In general, it is easier to help the baby in a left-sided position in your 2nd trimester. Most women can achieve this goal in the third trimester with bodywork and maternal positioning with gravity, but some can not.
Labor helps babies rotate. If you loosen up any tight ligaments and get your pelvis joints loosened up and labor in vertical positions with good support, periodic small meals and electrolyte drinks, you are likely to find that your baby rotates as he or she needs to get through the pelvis. It may or may not take a long time.
Individual differences in pelvic shape and size, baby’s head flexion (chin tucked), amniotic fluid levels, location of the placenta and relaxation of the pelvic floor and abdominal wall are some factors that determine whether or not this will be an issue. Too loose in the abdomen and you may need to wear a pregnancy belt to support the baby’s proper descent.
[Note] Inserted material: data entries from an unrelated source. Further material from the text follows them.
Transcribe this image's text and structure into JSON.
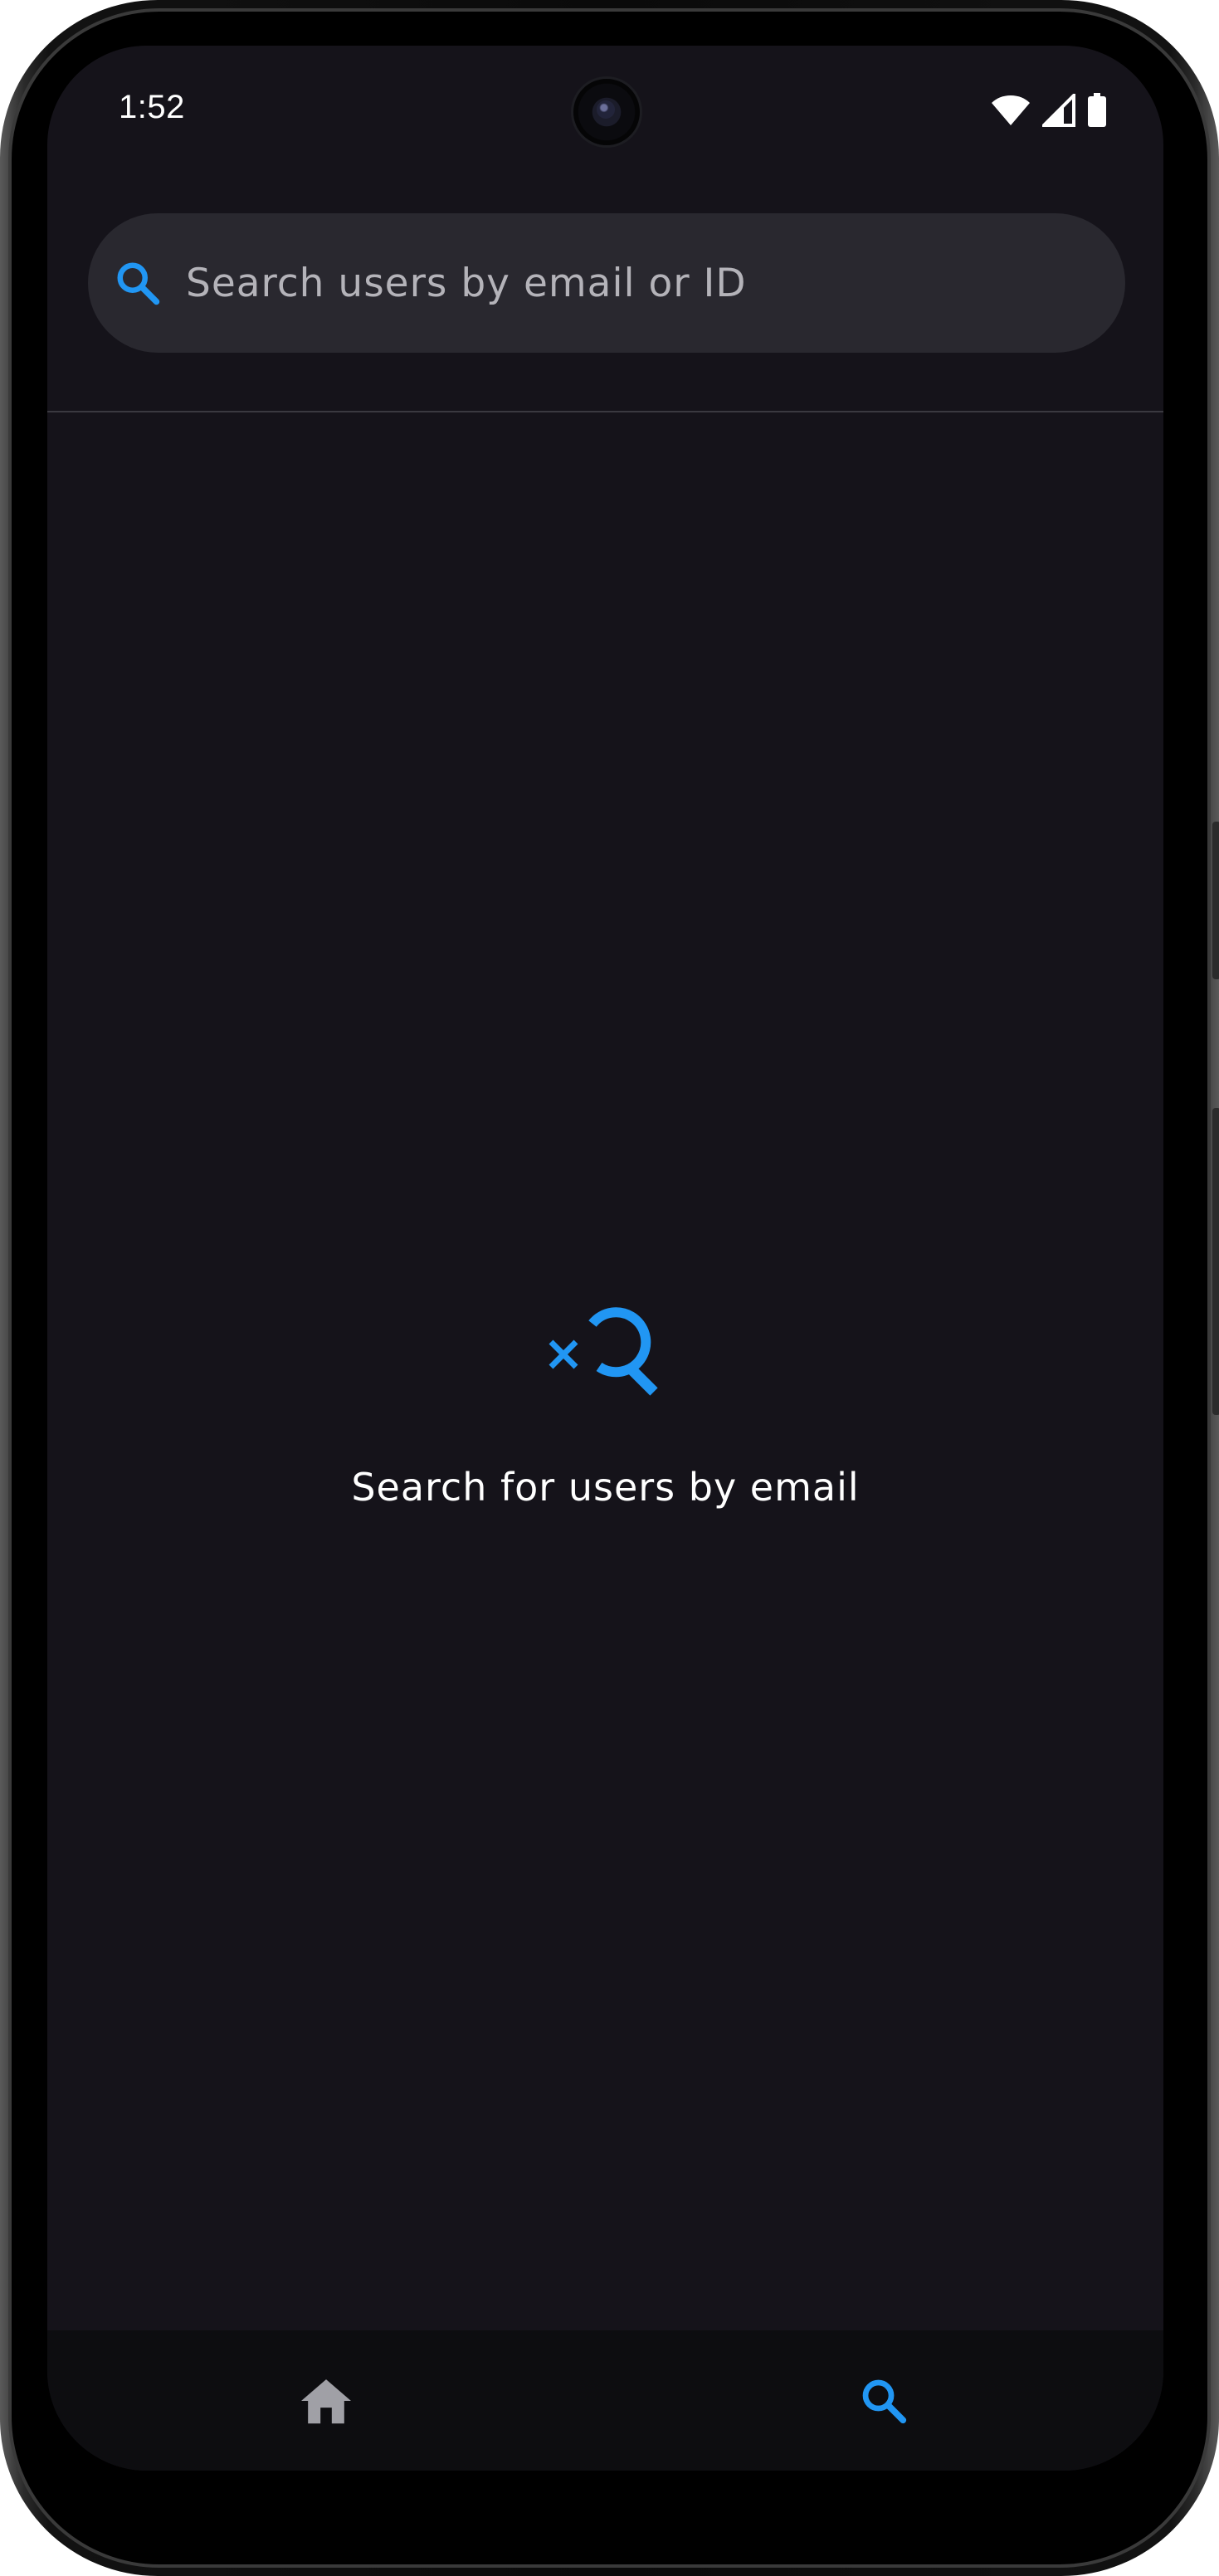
{
  "status_bar": {
    "time": "1:52",
    "icons": [
      "wifi-icon",
      "cell-signal-icon",
      "battery-icon"
    ]
  },
  "search": {
    "placeholder": "Search users by email or ID",
    "value": "",
    "icon": "search-icon"
  },
  "empty_state": {
    "icon": "search-off-icon",
    "message": "Search for users by email"
  },
  "bottom_nav": {
    "items": [
      {
        "icon": "home-icon",
        "active": false
      },
      {
        "icon": "search-icon",
        "active": true
      }
    ]
  },
  "colors": {
    "background": "#15131a",
    "search_field": "#29282f",
    "accent": "#2196f3",
    "inactive_icon": "#a0a0a6",
    "nav_background": "#0d0d10",
    "text": "#ffffff",
    "placeholder": "#b4b3b9"
  }
}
My observations, like Jean Sutton’s who proposed the association of ROT with a posterior result, show that if labor is treated with typical habits (resting in bed, semi-sitting, lack of food or lack of movement), that labor is often longer, and babies can turn posterior easily. Instruments, medications or even a cesarean is more likely than when the baby STARTS labor on the left.
Leaning forward during contractions is a comforting and simple way to help a baby rotate or descend to support a labor that is progressing on its own with gravity.
With active labor habits, most ROT babies will succeed in coming out OA at the end. To reduce the time this takes, or the pain involved, do the suggested techniques on the posterior page, including the more involved, Forward-leaning Inversion.